Essen. Vier Monate nach Schließung zweier Krankenhäuser im Norden starten Bürger den Versuch, dies durch Gründung einer städtischen Klinik aufzufangen.

Jetzt ist es fertig, das Unterschriften-Blatt. Seit Freitag lässt es sich im Internet herunterladen, und für Jutta Markowski fühlt sich das nach geschlagenen neun Monaten Wartezeit „irgendwie ganz komisch an“. So komisch, dass sie als Vertretungsberechtigte des Klinik-Begehrens noch nicht mal auf den Gedanken kam, sich selbst einzutragen. Sie wird das nachholen, um dann gemeinsam mit der Initiative stadtweit auf die Suche nach 13.400 Gleichgesinnten zu gehen. Das Ziel: die Politik zur Gründung einer kommunalen Klinik-Gesellschaft zu zwingen.

Erstmal geht es um eine simple GmbH-Gründung für rund 30.000 Euro, aber in Wirklichkeit natürlich um viel mehr als das: Die gemeinnützige Gesellschaft soll jene „Versorgungslücke“ stopfen, die durch die Schließung der zwei von Betreiber Contilia geschlossenen Krankenhäuser im Essener Norden gerissen wurde. Ersatzweise soll die Stadt als Investor und Betreiber wohnortnahe Klinik-Standorte reaktivieren – oder neu bauen.

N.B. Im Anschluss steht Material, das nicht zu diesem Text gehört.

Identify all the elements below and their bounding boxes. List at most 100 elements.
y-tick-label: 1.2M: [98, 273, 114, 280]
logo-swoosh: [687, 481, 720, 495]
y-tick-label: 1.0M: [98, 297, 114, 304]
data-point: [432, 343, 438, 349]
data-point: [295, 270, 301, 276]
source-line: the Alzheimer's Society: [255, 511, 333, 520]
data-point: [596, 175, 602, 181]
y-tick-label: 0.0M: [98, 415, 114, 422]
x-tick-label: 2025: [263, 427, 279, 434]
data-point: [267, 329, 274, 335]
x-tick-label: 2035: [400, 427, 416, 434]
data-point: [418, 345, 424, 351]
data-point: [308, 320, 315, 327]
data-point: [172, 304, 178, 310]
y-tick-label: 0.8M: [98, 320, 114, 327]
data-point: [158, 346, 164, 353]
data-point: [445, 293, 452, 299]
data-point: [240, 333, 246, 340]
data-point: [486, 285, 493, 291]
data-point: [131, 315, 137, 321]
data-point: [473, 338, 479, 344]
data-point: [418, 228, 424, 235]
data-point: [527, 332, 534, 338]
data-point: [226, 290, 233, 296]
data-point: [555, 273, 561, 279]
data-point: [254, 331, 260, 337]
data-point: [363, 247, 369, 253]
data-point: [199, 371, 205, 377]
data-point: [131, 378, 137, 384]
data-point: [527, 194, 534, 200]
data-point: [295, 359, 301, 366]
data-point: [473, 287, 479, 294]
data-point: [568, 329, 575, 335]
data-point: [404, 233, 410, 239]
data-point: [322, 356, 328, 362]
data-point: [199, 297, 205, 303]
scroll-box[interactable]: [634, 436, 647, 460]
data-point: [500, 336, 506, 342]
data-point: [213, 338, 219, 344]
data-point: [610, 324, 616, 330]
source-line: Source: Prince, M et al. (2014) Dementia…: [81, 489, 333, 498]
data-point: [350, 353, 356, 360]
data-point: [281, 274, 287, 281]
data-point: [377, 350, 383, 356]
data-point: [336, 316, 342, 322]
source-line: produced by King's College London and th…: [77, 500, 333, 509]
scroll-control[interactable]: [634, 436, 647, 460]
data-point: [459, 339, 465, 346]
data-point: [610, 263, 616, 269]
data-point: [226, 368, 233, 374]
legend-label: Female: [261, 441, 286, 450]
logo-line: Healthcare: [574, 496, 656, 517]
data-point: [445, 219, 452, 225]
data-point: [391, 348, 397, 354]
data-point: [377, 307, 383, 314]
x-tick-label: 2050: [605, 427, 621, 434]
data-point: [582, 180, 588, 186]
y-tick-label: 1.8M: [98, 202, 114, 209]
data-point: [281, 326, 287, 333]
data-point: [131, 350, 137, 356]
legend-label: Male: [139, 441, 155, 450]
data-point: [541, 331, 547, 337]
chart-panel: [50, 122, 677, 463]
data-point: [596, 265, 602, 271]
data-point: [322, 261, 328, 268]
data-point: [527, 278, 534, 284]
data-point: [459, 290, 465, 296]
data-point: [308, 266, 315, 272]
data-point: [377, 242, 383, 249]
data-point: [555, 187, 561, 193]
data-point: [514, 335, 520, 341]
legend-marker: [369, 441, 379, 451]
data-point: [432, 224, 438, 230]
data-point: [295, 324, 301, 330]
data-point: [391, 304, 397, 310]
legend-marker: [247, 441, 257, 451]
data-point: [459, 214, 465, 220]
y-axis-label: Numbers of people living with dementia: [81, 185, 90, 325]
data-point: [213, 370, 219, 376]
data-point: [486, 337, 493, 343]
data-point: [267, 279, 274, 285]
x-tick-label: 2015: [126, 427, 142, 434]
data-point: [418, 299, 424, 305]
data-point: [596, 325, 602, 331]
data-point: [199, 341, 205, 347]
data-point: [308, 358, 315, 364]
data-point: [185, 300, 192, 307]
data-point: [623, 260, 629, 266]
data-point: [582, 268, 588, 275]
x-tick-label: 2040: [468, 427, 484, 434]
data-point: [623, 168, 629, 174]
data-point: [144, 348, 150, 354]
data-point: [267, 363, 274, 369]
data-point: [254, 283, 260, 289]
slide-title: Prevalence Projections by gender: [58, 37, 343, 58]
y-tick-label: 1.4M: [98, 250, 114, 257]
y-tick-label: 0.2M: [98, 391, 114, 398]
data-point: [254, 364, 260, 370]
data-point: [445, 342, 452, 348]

Ein Wink mit dem Zaunpfahl, wie man sich viel Aufwand ersparen könnte

Ein Multi-Millionen-Euro-Unterfangen, davor hatte die Stadt ausdrücklich gewarnt, hatte Zweifel an der Zulässigkeit des Bürgerbegehrens gesät und lange die erforderliche Kostenschätzung hinausgezögert. Selbst nach dem Rüffel durchs Verwaltungsgericht ließ man im Rathaus nicht locker und übermittelte den Initiatoren dieser Tage einen Wink mit dem Zaunpfahl: Die Aktivisten könnten vorab prüfen lassen, ob denn ihr Begehren überhaupt zulässig ist.

Motto: Da sparen sich alle Seiten doch reichlich Arbeit. In der Tat muss bei dieser in Paragraf 26 Absatz 2 der NRW-Gemeindeordnung versteckten Regelung das Begehren nur von seinen drei Vertretern und mindestens 25 Bürgern unterzeichnet und eingereicht werden. Der Rat wäre dann verpflichtet, binnen acht Wochen zu entscheiden: zulässig oder nicht?

Stadt plant weiter am Gesundheitszentrum St. Vincenz

Während das Begehren zu alten Strukturen zurück will, forciert die Stadt die Planungen für ein neues Gesundheitszentrum auf dem Gelände des aufgegebenen St. Vincenz-Krankenhauses.

In Kürze soll es eine Absichtserklärung gemeinsam mit den Kostenträgern geben, Zuschüsse erhofft man sich aus dem Innovationsfonds des Bundesgesundheitsministeriums.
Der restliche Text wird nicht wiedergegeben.